FARC attacks and threats against oil infrastructure in southern Colombia have completely halted the production of one multinational company since March, financial magazine Portafolio reported Tuesday.
Emerald Energy, a UK-based subsidiary of the Chinese-owned conglomerate SinochemGroup, last shipped oil from the southern Colombian department of Caqueta on March 11. That same day the FARC attacked a company oil tanker and killed one of its drivers. It was allegedly the FARC’s 25th such assault since January. The company has since suspended its operations in the region indefinitely.
In 2011 Emerald Energy had a potential oil production of 3,120 barrels of crude a day in the north of Caqueta. As of July 2012, the company stopped production entirely due to the FARC’s continuous intimidation tactics and violence against oil infrastructure.
“We could not keep risking people’s lives. Despite the army’s efforts, guarantees have not been given,” an Emerald Energy spokesperson told Portafolio.
According to Emerald Energy, the 115-mile stretch between the town of San Vicente del Caguan and one of the company’s main oil wells in the area, “Pozo Capella 1,” said to have a potential of 100 million barrels of heavy oil, is a strategic military zone for the FARC’s Teofilo Forero mobile column, which has continuously attacked oil tankers and their military escorts throughout 2012.
Despite the loss of “millions” of Colombian pesos in the past few months, local authorities and Emerald Energy have yet to define a security plan for the company or set a date to renew oil transports.
While there are no exact figures for the oil company’s losses in the past four months, Coorpoamazonía, one of the many transport firms contracted by Emerald Energy, said it had lost around $450,000 in that period.
“We believe that before this year is over we will return to having this resource.
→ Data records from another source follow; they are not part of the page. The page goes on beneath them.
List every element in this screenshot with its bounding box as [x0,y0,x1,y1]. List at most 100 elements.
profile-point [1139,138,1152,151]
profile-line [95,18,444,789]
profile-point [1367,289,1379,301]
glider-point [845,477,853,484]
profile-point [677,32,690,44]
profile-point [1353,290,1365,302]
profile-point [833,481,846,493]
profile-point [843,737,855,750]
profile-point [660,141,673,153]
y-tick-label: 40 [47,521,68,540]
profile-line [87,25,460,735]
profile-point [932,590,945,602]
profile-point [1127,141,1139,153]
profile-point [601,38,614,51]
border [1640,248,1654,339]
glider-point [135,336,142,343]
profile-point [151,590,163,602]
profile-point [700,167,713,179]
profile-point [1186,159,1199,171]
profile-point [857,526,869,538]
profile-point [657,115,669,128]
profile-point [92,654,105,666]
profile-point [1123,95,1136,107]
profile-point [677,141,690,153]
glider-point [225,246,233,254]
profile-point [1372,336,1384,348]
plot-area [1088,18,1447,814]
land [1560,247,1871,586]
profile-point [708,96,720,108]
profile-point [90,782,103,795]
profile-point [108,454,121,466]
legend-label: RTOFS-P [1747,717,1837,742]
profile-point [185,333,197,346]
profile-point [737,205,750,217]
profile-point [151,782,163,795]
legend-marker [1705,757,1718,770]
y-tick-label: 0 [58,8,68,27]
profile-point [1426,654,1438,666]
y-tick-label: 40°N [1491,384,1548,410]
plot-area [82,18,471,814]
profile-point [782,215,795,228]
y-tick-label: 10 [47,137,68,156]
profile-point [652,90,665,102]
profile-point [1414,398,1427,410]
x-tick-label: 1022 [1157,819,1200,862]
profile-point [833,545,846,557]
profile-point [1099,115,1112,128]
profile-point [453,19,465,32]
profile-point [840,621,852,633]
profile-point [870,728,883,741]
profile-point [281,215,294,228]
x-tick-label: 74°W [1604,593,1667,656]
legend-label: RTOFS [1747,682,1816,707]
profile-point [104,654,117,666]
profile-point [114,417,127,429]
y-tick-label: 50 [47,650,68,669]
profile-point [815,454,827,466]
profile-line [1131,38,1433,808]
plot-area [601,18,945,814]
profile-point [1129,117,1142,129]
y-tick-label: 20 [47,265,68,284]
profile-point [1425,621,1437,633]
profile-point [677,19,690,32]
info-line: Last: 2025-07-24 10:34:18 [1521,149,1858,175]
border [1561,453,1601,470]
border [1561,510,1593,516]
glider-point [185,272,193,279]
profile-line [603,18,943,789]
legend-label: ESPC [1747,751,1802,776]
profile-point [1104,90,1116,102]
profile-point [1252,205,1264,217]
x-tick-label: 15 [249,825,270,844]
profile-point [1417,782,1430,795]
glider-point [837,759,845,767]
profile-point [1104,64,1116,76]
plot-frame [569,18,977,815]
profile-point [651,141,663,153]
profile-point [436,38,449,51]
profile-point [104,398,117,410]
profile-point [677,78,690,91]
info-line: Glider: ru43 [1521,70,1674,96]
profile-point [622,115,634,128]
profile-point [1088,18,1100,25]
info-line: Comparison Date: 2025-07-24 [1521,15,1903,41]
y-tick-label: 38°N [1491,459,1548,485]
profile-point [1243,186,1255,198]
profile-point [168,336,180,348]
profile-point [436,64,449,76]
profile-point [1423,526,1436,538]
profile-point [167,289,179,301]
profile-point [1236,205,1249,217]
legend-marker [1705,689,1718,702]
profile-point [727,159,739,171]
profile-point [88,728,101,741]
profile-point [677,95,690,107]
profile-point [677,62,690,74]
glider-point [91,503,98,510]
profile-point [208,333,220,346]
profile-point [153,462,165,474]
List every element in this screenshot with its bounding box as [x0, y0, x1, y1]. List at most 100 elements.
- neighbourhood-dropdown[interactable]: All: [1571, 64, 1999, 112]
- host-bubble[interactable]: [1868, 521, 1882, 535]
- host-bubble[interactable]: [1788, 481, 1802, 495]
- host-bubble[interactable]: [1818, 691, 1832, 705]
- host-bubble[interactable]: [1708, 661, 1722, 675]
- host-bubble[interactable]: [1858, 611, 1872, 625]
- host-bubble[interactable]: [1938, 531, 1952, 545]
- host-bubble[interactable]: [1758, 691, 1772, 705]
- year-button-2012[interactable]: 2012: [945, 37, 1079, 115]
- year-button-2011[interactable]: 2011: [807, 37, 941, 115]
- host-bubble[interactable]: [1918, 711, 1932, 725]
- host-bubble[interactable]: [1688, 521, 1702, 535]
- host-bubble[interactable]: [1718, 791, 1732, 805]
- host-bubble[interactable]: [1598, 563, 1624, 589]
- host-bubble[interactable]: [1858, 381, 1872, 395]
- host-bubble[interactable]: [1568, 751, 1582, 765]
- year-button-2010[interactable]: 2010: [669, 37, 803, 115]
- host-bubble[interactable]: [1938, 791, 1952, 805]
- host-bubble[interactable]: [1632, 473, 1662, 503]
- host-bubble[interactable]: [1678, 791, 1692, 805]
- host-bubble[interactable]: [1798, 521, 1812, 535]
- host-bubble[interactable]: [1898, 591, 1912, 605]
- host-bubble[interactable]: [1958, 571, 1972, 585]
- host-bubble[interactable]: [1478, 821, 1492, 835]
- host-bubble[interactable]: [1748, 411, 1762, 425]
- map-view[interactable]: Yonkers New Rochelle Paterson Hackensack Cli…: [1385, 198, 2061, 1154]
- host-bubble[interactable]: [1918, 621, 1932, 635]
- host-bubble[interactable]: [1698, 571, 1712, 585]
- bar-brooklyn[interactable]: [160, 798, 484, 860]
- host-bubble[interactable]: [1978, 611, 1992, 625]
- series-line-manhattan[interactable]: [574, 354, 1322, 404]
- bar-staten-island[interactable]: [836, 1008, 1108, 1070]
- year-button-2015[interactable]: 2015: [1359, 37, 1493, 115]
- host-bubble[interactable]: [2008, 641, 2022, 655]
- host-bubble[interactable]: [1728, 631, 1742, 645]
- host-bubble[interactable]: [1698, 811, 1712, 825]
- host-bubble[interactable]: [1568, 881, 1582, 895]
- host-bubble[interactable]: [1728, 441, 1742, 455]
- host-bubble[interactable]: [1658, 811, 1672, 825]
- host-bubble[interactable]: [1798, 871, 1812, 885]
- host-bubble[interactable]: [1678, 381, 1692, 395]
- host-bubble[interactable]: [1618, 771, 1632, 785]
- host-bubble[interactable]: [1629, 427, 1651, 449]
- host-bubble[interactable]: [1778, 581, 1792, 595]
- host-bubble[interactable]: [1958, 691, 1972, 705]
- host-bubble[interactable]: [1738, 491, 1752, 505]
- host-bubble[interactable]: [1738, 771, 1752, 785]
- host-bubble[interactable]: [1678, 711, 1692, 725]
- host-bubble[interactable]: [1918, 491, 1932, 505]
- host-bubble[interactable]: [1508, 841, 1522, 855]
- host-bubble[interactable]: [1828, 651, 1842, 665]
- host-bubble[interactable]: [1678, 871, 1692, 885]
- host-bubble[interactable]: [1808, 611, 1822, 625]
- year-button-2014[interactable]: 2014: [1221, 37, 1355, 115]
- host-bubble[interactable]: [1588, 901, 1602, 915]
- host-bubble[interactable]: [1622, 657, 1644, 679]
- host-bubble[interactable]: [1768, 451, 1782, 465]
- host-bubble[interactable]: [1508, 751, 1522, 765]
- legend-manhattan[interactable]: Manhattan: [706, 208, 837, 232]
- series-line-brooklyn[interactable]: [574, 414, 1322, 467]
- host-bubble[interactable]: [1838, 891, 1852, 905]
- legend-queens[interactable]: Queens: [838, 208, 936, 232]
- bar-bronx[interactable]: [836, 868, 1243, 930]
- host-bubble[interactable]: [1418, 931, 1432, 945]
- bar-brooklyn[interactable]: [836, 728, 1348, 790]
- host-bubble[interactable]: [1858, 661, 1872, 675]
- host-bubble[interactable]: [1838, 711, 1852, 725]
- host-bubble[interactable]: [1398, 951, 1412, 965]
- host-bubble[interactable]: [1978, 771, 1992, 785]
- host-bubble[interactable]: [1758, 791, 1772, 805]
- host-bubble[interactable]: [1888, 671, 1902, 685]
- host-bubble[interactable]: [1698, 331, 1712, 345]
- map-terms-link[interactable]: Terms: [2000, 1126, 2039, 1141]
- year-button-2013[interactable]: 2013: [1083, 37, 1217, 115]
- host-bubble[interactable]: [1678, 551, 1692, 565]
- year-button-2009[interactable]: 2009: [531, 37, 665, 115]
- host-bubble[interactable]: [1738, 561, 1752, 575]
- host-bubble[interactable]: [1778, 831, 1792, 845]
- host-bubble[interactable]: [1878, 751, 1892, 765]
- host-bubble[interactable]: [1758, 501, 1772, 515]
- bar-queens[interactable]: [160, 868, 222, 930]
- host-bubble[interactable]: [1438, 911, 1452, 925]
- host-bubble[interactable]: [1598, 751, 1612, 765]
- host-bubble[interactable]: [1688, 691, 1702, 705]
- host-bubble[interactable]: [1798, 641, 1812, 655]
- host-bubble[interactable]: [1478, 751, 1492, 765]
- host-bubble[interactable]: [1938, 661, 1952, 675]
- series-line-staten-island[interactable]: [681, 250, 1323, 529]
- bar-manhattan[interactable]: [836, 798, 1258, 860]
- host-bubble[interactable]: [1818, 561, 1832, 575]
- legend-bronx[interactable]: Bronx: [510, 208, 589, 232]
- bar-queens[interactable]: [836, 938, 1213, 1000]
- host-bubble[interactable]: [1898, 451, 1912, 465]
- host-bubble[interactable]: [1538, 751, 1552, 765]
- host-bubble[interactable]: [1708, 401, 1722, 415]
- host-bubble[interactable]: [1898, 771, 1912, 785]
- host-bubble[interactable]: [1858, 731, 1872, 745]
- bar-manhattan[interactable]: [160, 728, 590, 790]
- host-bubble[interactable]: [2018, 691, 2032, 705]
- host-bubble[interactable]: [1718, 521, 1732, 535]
Oil provides jobs for many Caquetean families and we have asked the multinational companies to give work to the people of our region,” Caqueta Governor Victor Isidro Ramirez said in an interview with Portafolio.
The army said the numerous FARC attacks against Emerald Energy were authorized by “Joaquin Gomez,” the leader of the FARC’s Southern Bloc, after the multinational company refused to pay extortion money to the rebel group.
The Colombian army said regional security would be “doubled” in the coming months and announced on Tuesday the formation of eight new battalions aimed at protecting the country’s pipelines.
“Ecopetrol will handle all the logistics to ensure our forces have decent living conditions,” said Mauricio Cardenas, the minister of mines and energy. He also revealed that his ministry is “coordinating security operations and actions for the early completion of the construction of the Bicentennial pipeline.” The $4.2 billion pipeline, set to become the country’s longest, will transport 125,000 barrels daily from the departments of Casanare and Meta to the Caribbean coast.